His voice came softly back to her. ‘What sort of help?’

‘There’s a load of casualties coming back from the other side. I don’t have the vehicle space. Can I borrow your trucks, and drivers, please?’

‘Feel free. Bring them back.’

‘You can spare them – great.’

‘I’m not going anywhere… Wash ’em out before you bring them back.’

In the culture of Joe Denton, and she knew it, she was just a tree hugger. She was a stupid bloody woman, interfering, adding to the dependency culture of Kurdish villagers, achieving bloody nothing, like all the rest of the huggers, the aid-workers. He put down the probe and started to work with a small trowel, the same as her mother used in the garden at home. She never saw his eyes, but she could picture them behind the visor.

Very clear, and very certain, eyes that could have looked right through her at that moment.

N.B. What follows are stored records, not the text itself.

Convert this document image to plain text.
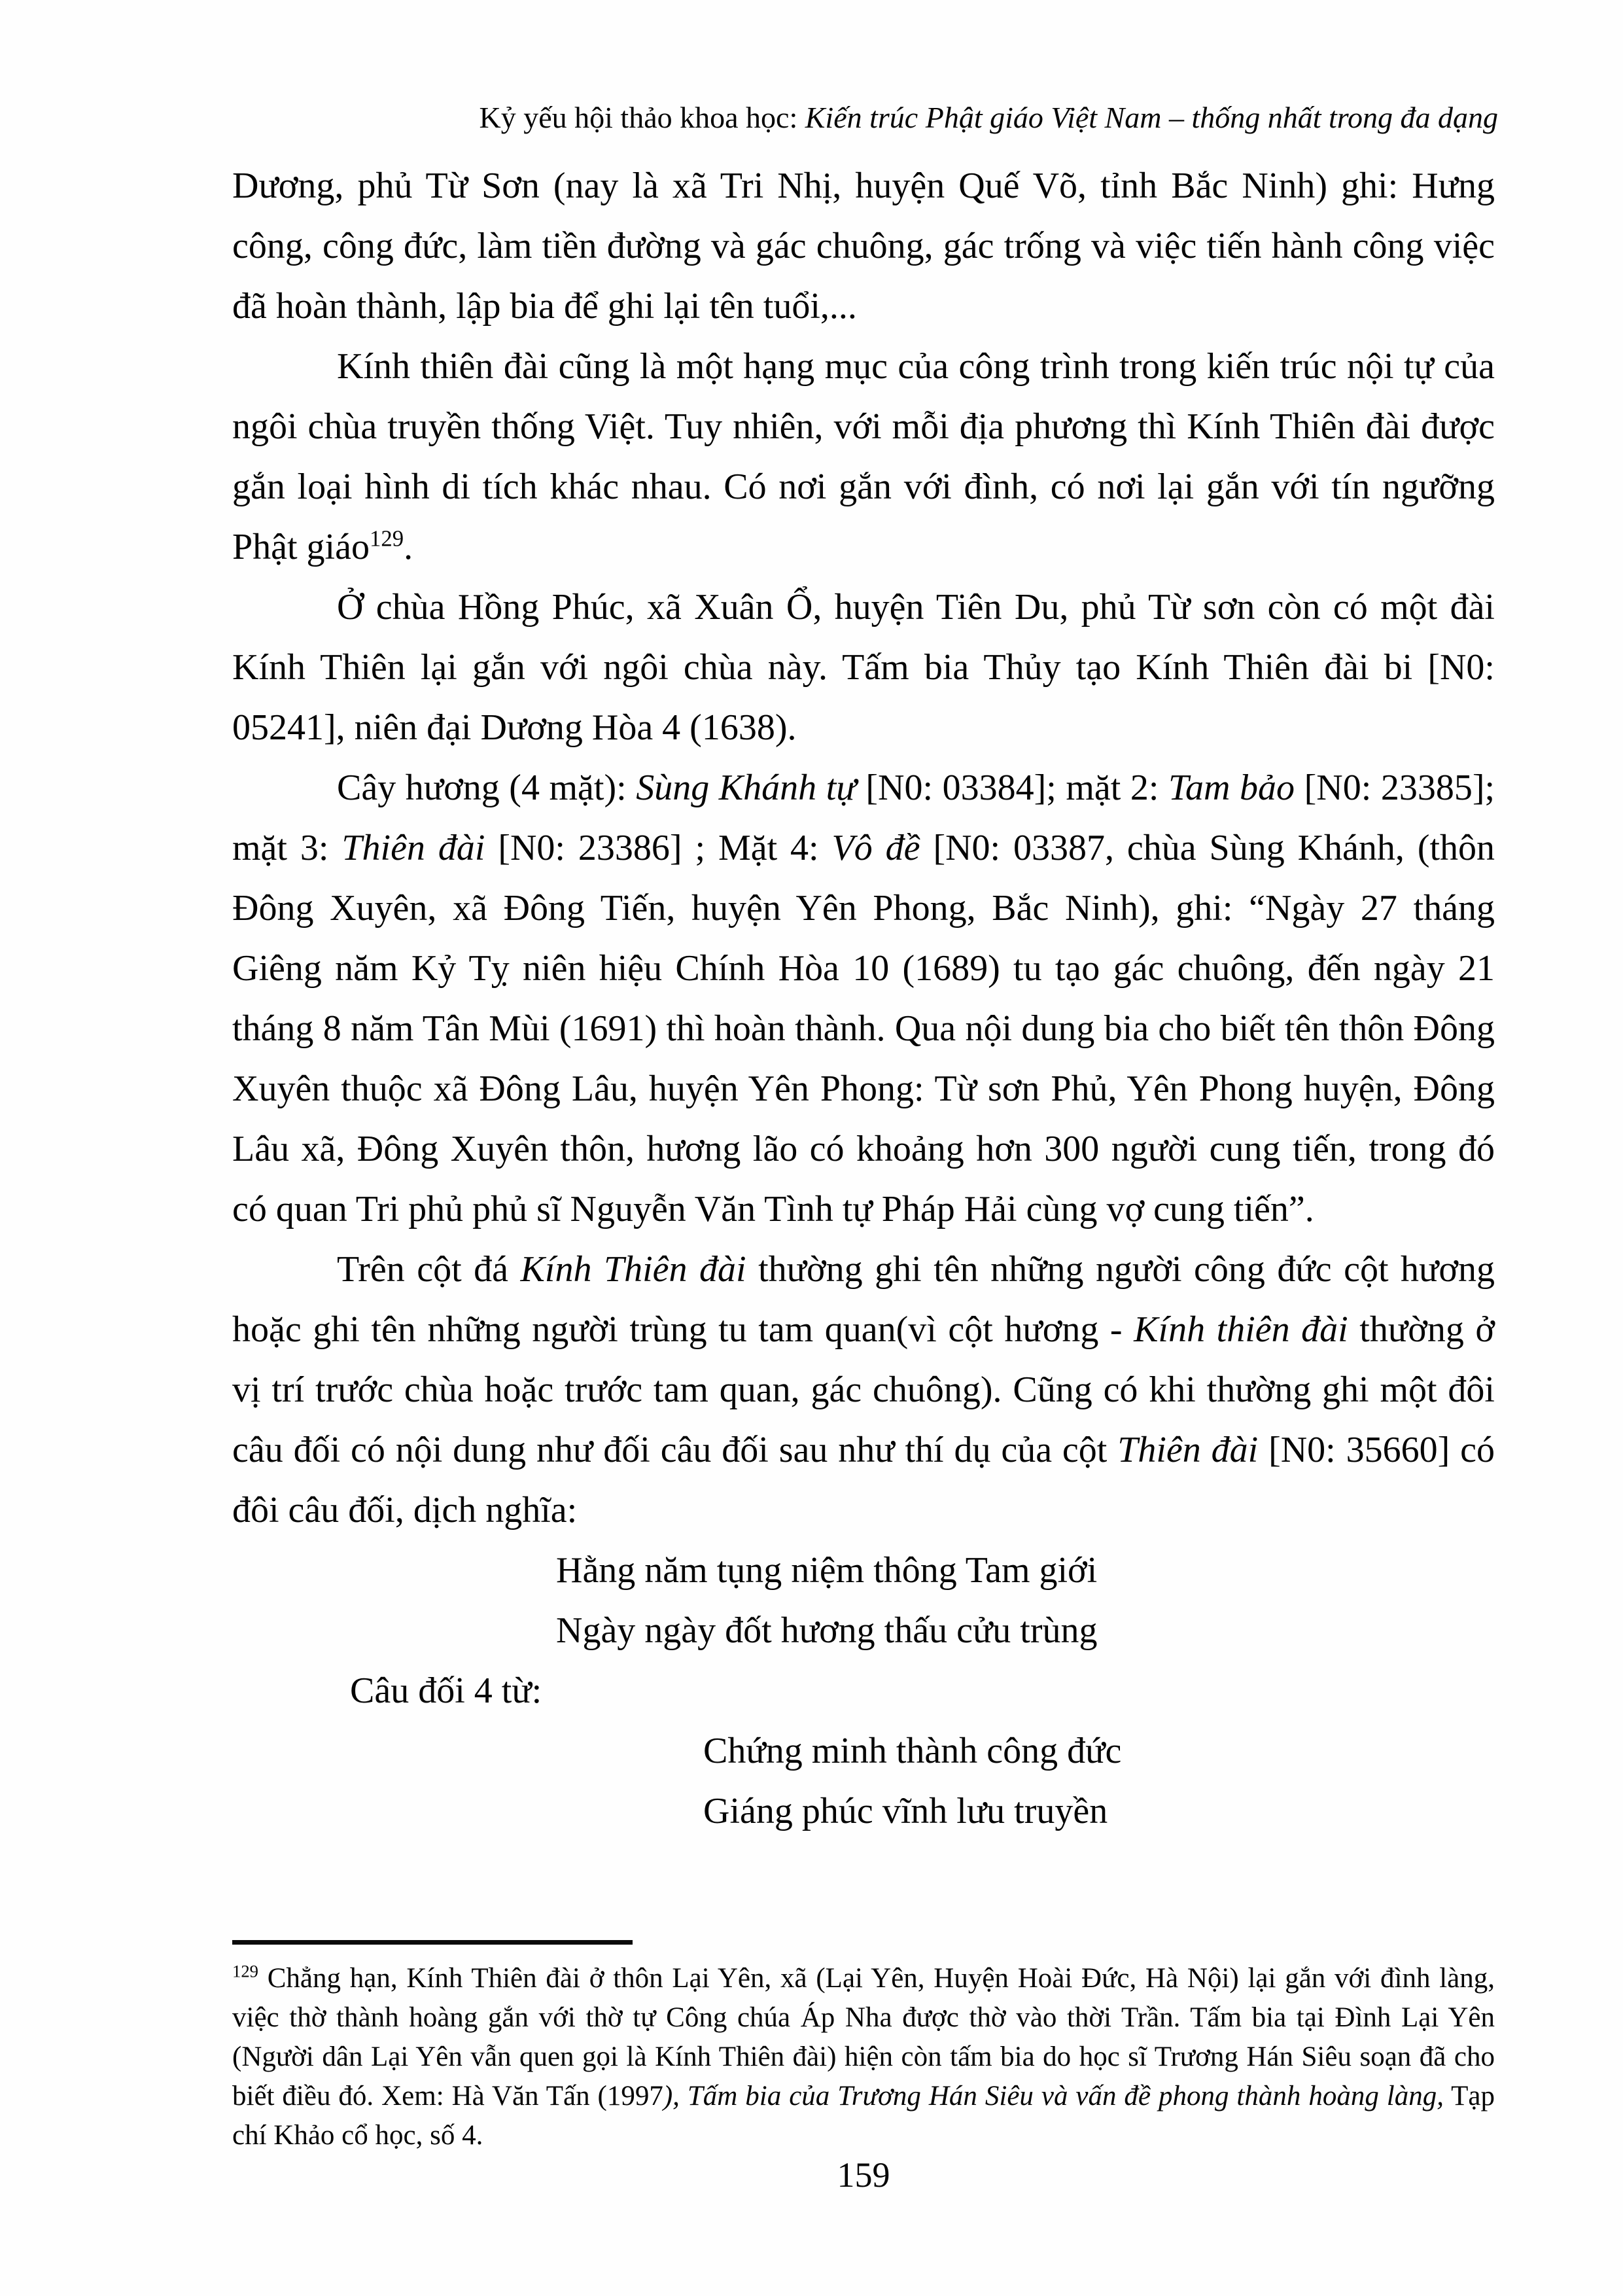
Kỷ yếu hội thảo khoa học: Kiến trúc Phật giáo Việt Nam – thống nhất trong đa dạng

Dương, phủ Từ Sơn (nay là xã Tri Nhị, huyện Quế Võ, tỉnh Bắc Ninh) ghi: Hưng công, công đức, làm tiền đường và gác chuông, gác trống và việc tiến hành công việc đã hoàn thành, lập bia để ghi lại tên tuổi,...

Kính thiên đài cũng là một hạng mục của công trình trong kiến trúc nội tự của ngôi chùa truyền thống Việt. Tuy nhiên, với mỗi địa phương thì Kính Thiên đài được gắn loại hình di tích khác nhau. Có nơi gắn với đình, có nơi lại gắn với tín ngưỡng Phật giáo$^{129}$.

Ở chùa Hồng Phúc, xã Xuân Ổ, huyện Tiên Du, phủ Từ sơn còn có một đài Kính Thiên lại gắn với ngôi chùa này. Tấm bia Thủy tạo Kính Thiên đài bi [N0: 05241], niên đại Dương Hòa 4 (1638).

Cây hương (4 mặt): Sùng Khánh tự [N0: 03384]; mặt 2: Tam bảo [N0: 23385]; mặt 3: Thiên đài [N0: 23386] ; Mặt 4: Vô đề [N0: 03387, chùa Sùng Khánh, (thôn Đông Xuyên, xã Đông Tiến, huyện Yên Phong, Bắc Ninh), ghi: “Ngày 27 tháng Giêng năm Kỷ Tỵ niên hiệu Chính Hòa 10 (1689) tu tạo gác chuông, đến ngày 21 tháng 8 năm Tân Mùi (1691) thì hoàn thành. Qua nội dung bia cho biết tên thôn Đông Xuyên thuộc xã Đông Lâu, huyện Yên Phong: Từ sơn Phủ, Yên Phong huyện, Đông Lâu xã, Đông Xuyên thôn, hương lão có khoảng hơn 300 người cung tiến, trong đó có quan Tri phủ phủ sĩ Nguyễn Văn Tình tự Pháp Hải cùng vợ cung tiến”.

Trên cột đá Kính Thiên đài thường ghi tên những người công đức cột hương hoặc ghi tên những người trùng tu tam quan(vì cột hương - Kính thiên đài thường ở vị trí trước chùa hoặc trước tam quan, gác chuông). Cũng có khi thường ghi một đôi câu đối có nội dung như đối câu đối sau như thí dụ của cột Thiên đài [N0: 35660] có đôi câu đối, dịch nghĩa:

Hằng năm tụng niệm thông Tam giới
Ngày ngày đốt hương thấu cửu trùng
Câu đối 4 từ:
Chứng minh thành công đức
Giáng phúc vĩnh lưu truyền

$^{129}$ Chẳng hạn, Kính Thiên đài ở thôn Lại Yên, xã (Lại Yên, Huyện Hoài Đức, Hà Nội) lại gắn với đình làng, việc thờ thành hoàng gắn với thờ tự Công chúa Áp Nha được thờ vào thời Trần. Tấm bia tại Đình Lại Yên (Người dân Lại Yên vẫn quen gọi là Kính Thiên đài) hiện còn tấm bia do học sĩ Trương Hán Siêu soạn đã cho biết điều đó. Xem: Hà Văn Tấn (1997), Tấm bia của Trương Hán Siêu và vấn đề phong thành hoàng làng, Tạp chí Khảo cổ học, số 4.

159
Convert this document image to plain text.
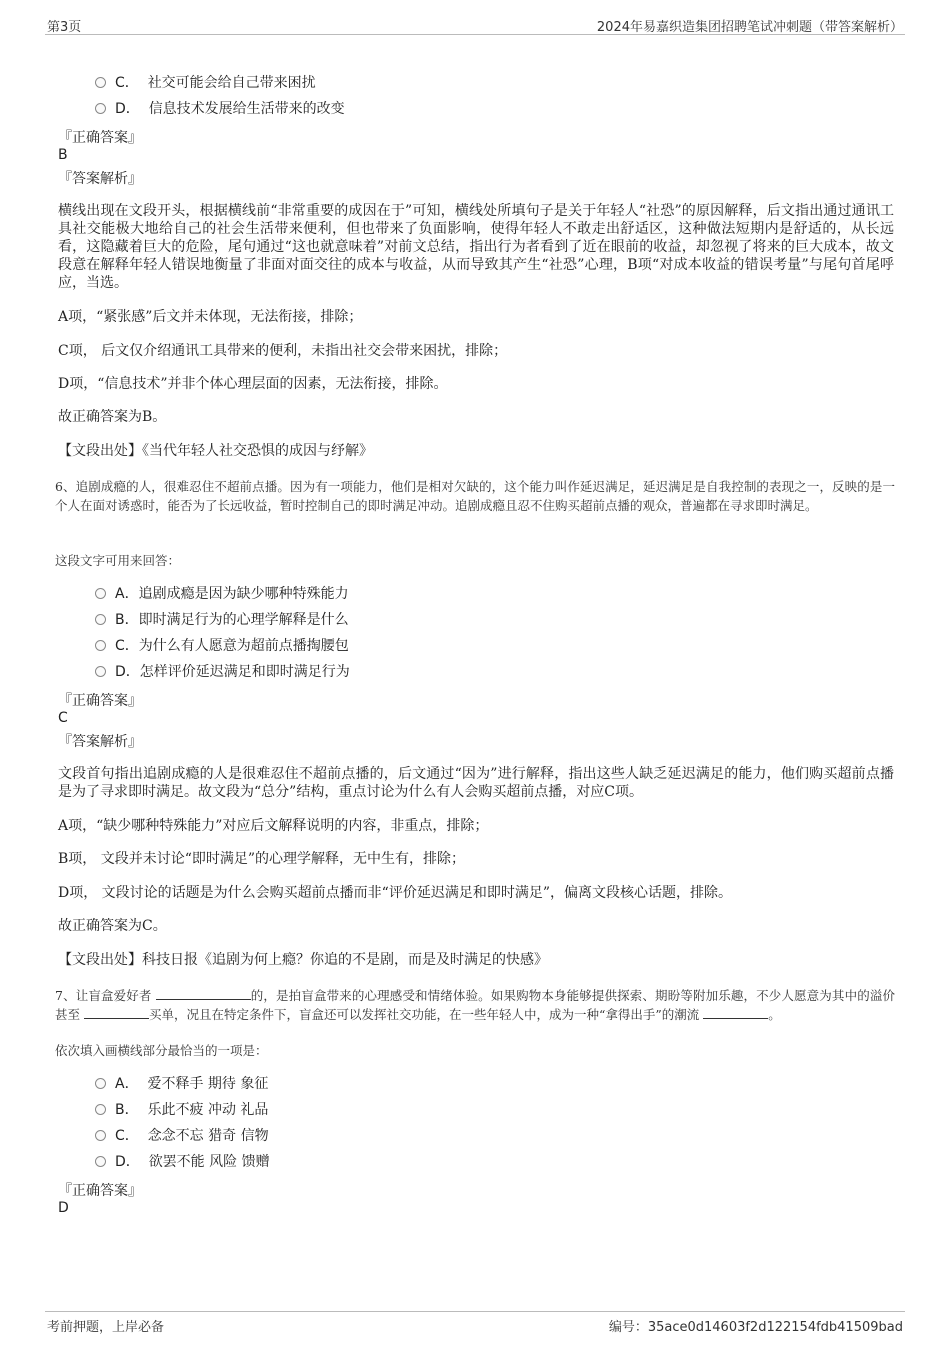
第3页	2024年易嘉织造集团招聘笔试冲刺题（带答案解析）
C． 社交可能会给自己带来困扰
D． 信息技术发展给生活带来的改变
『正确答案』
B
『答案解析』
横线出现在文段开头，根据横线前“非常重要的成因在于”可知，横线处所填句子是关于年轻人“社恐”的原因解释，后文指出通过通讯工具社交能极大地给自己的社会生活带来便利，但也带来了负面影响，使得年轻人不敢走出舒适区，这种做法短期内是舒适的，从长远看，这隐藏着巨大的危险，尾句通过“这也就意味着”对前文总结，指出行为者看到了近在眼前的收益，却忽视了将来的巨大成本，故文段意在解释年轻人错误地衡量了非面对面交往的成本与收益，从而导致其产生“社恐”心理，B项“对成本收益的错误考量”与尾句首尾呼应，当选。
A项，“紧张感”后文并未体现，无法衔接，排除；
C项， 后文仅介绍通讯工具带来的便利，未指出社交会带来困扰，排除；
D项，“信息技术”并非个体心理层面的因素，无法衔接，排除。
故正确答案为B。
【文段出处】《当代年轻人社交恐惧的成因与纾解》
6、追剧成瘾的人，很难忍住不超前点播。因为有一项能力，他们是相对欠缺的，这个能力叫作延迟满足，延迟满足是自我控制的表现之一，反映的是一个人在面对诱惑时，能否为了长远收益，暂时控制自己的即时满足冲动。追剧成瘾且忍不住购买超前点播的观众，普遍都在寻求即时满足。
这段文字可用来回答：
A．追剧成瘾是因为缺少哪种特殊能力
B．即时满足行为的心理学解释是什么
C．为什么有人愿意为超前点播掏腰包
D．怎样评价延迟满足和即时满足行为
『正确答案』
C
『答案解析』
文段首句指出追剧成瘾的人是很难忍住不超前点播的，后文通过“因为”进行解释，指出这些人缺乏延迟满足的能力，他们购买超前点播是为了寻求即时满足。故文段为“总分”结构，重点讨论为什么有人会购买超前点播，对应C项。
A项，“缺少哪种特殊能力”对应后文解释说明的内容，非重点，排除；
B项， 文段并未讨论“即时满足”的心理学解释，无中生有，排除；
D项， 文段讨论的话题是为什么会购买超前点播而非“评价延迟满足和即时满足”，偏离文段核心话题，排除。
故正确答案为C。
【文段出处】科技日报《追剧为何上瘾？你追的不是剧，而是及时满足的快感》
7、让盲盒爱好者	的，是拍盲盒带来的心理感受和情绪体验。如果购物本身能够提供探索、期盼等附加乐趣，不少人愿意为其中的溢价甚至	买单，况且在特定条件下，盲盒还可以发挥社交功能，在一些年轻人中，成为一种“拿得出手”的潮流	。
依次填入画横线部分最恰当的一项是：
A． 爱不释手 期待 象征
B． 乐此不疲 冲动 礼品
C． 念念不忘 猎奇 信物
D． 欲罢不能 风险 馈赠
『正确答案』
D
考前押题，上岸必备	编号：35ace0d14603f2d122154fdb41509bad
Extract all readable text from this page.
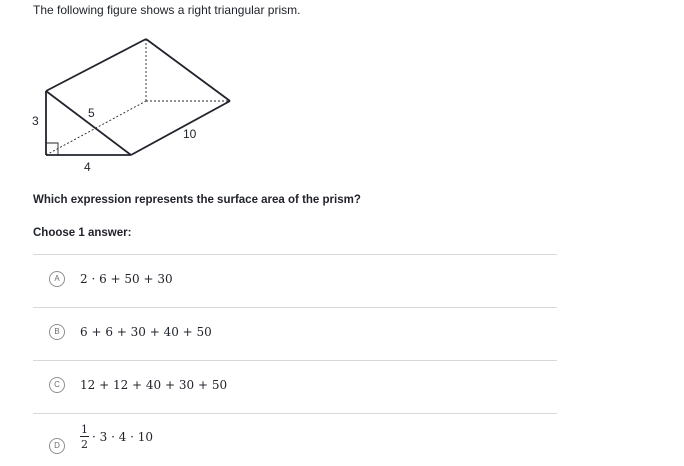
The following figure shows a right triangular prism.
3
5
4
10
Which expression represents the surface area of the prism?
Choose 1 answer:
A	2 · 6 + 50 + 30
B	6 + 6 + 30 + 40 + 50
C	12 + 12 + 40 + 30 + 50
D	$\frac{1}{2} \cdot 3 \cdot 4 \cdot 10$
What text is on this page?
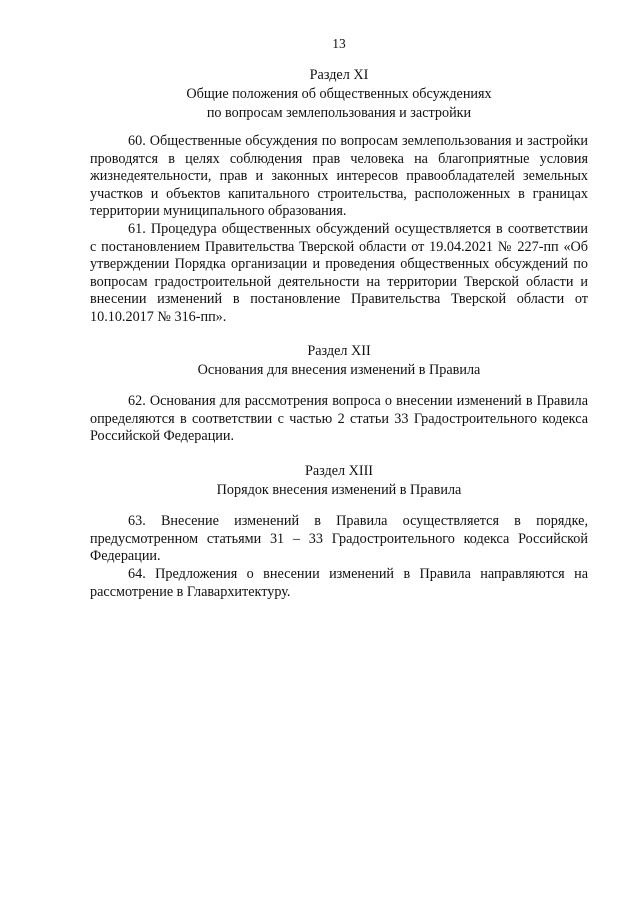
13
Раздел XI
Общие положения об общественных обсуждениях
по вопросам землепользования и застройки

60. Общественные обсуждения по вопросам землепользования и застройки проводятся в целях соблюдения прав человека на благоприятные условия жизнедеятельности, прав и законных интересов правообладателей земельных участков и объектов капитального строительства, расположенных в границах территории муниципального образования.

61. Процедура общественных обсуждений осуществляется в соответствии с постановлением Правительства Тверской области от 19.04.2021 № 227-пп «Об утверждении Порядка организации и проведения общественных обсуждений по вопросам градостроительной деятельности на территории Тверской области и внесении изменений в постановление Правительства Тверской области от 10.10.2017 № 316-пп».

Раздел XII
Основания для внесения изменений в Правила

62. Основания для рассмотрения вопроса о внесении изменений в Правила определяются в соответствии с частью 2 статьи 33 Градостроительного кодекса Российской Федерации.

Раздел XIII
Порядок внесения изменений в Правила

63. Внесение изменений в Правила осуществляется в порядке, предусмотренном статьями 31 – 33 Градостроительного кодекса Российской Федерации.

64. Предложения о внесении изменений в Правила направляются на рассмотрение в Главархитектуру.
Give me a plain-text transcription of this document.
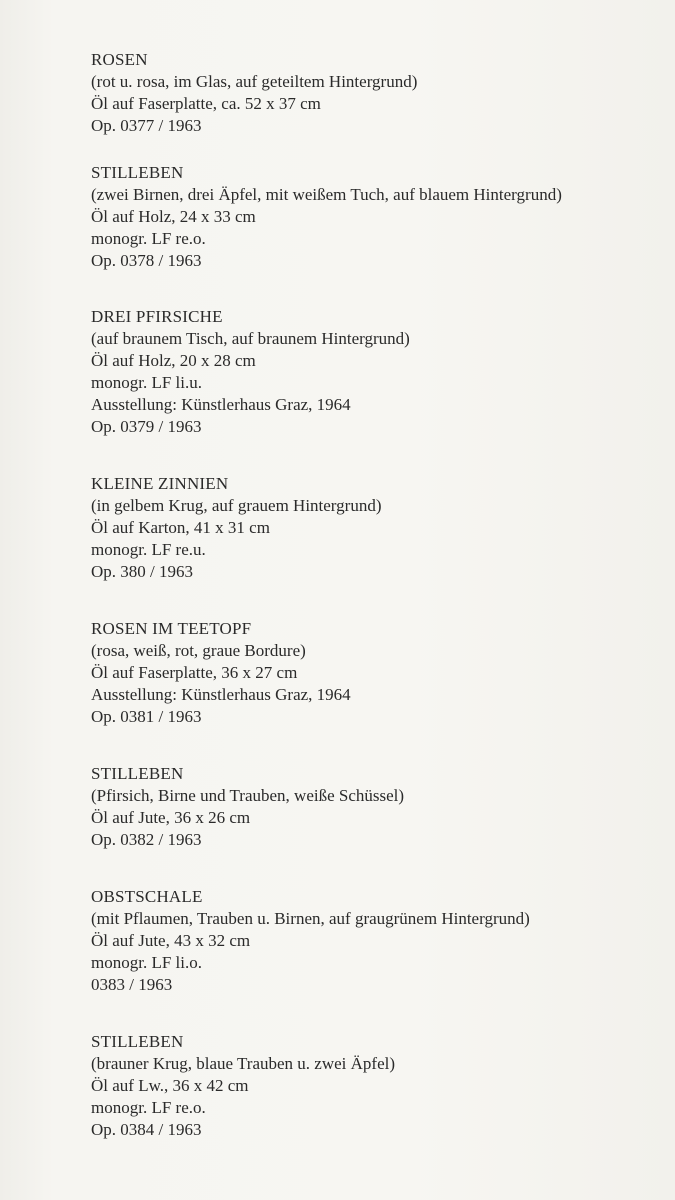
ROSEN
(rot u. rosa, im Glas, auf geteiltem Hintergrund)
Öl auf Faserplatte, ca. 52 x 37 cm
Op. 0377 / 1963
STILLEBEN
(zwei Birnen, drei Äpfel, mit weißem Tuch, auf blauem Hintergrund)
Öl auf Holz, 24 x 33 cm
monogr. LF re.o.
Op. 0378 / 1963
DREI PFIRSICHE
(auf braunem Tisch, auf braunem Hintergrund)
Öl auf Holz, 20 x 28 cm
monogr. LF li.u.
Ausstellung: Künstlerhaus Graz, 1964
Op. 0379 / 1963
KLEINE ZINNIEN
(in gelbem Krug, auf grauem Hintergrund)
Öl auf Karton, 41 x 31 cm
monogr. LF re.u.
Op. 380 / 1963
ROSEN IM TEETOPF
(rosa, weiß, rot, graue Bordure)
Öl auf Faserplatte, 36 x 27 cm
Ausstellung: Künstlerhaus Graz, 1964
Op. 0381 / 1963
STILLEBEN
(Pfirsich, Birne und Trauben, weiße Schüssel)
Öl auf Jute, 36 x 26 cm
Op. 0382 / 1963
OBSTSCHALE
(mit Pflaumen, Trauben u. Birnen, auf graugrünem Hintergrund)
Öl auf Jute, 43 x 32 cm
monogr. LF li.o.
0383 / 1963
STILLEBEN
(brauner Krug, blaue Trauben u. zwei Äpfel)
Öl auf Lw., 36 x 42 cm
monogr. LF re.o.
Op. 0384 / 1963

God knows how, but they did it. They squashed, forced, pushed fifty-two casualties into five pick-ups… Not all of them would make it to the hospital. There would be more room for the survivors by the time they reached Arbil.

In the late afternoon, when the stillness had settled, Omar found Gus, sitting against the low wall, gazing out over the slope of the hill that fell away from him. He saw the boy first, searching, then felt the glow of relief when the boy reached him. Behind the wall goats were penned, restless but quiet. He hadn’t waved to the boy, or called to him, but allowed himself to be found. Omar’s battered face showed his nervousness.

‘I did not know where you were.’

‘Didn’t you?’

‘I have been through the town to find you.’

‘Have you?’

‘Are you very angry, Mr Gus?’

‘I am not angry, Omar, not any more.’

He could not have explained it to the boy, or to anyone he knew, how the early morning of the battle for Tarjil had changed him. The inner man was altered.

The boy squatted down beside him. ‘I have to take, Mr Gus, or I do not have anything.’

‘I understand.’

‘Because I have no father to give to me, and no mother.’

‘Yes.’

‘Worse than not having anything is to have your anger, Mr Gus.’

The boy shifted up to be against Gus’s shoulder. Back where he came from, because he was changed, none of them would have wanted to know him. The boy’s sharp smell against him was mingled with the stench of his own body. They would not have known his eyes, which were brighter, colder, staring out from his paint-streaked face. His trousers were torn alongside the reinforcement strips at the knees, and the foliage knitted into the hessian strips of the gillie suit was old and as dead as the man they had known.

‘They say your rifle jammed, Mr Gus.’

‘Do they?’

‘That you beat me in anger because your rifle jammed.’

He did not know where he could have started to explain to the boy, who had nothing, that it was wrong to steal from the dead. But if he had started, he would still have been the same man, would not have been changed. He thought that now there was no place for him to criticize the boy. He no longer had that right, or the inclination to exercise it.

‘Is that what they say?’

In the far distance was the flame. He made the promise to himself that he would walk to the flame, and offer no judgements on the boy, and the men who marched with him.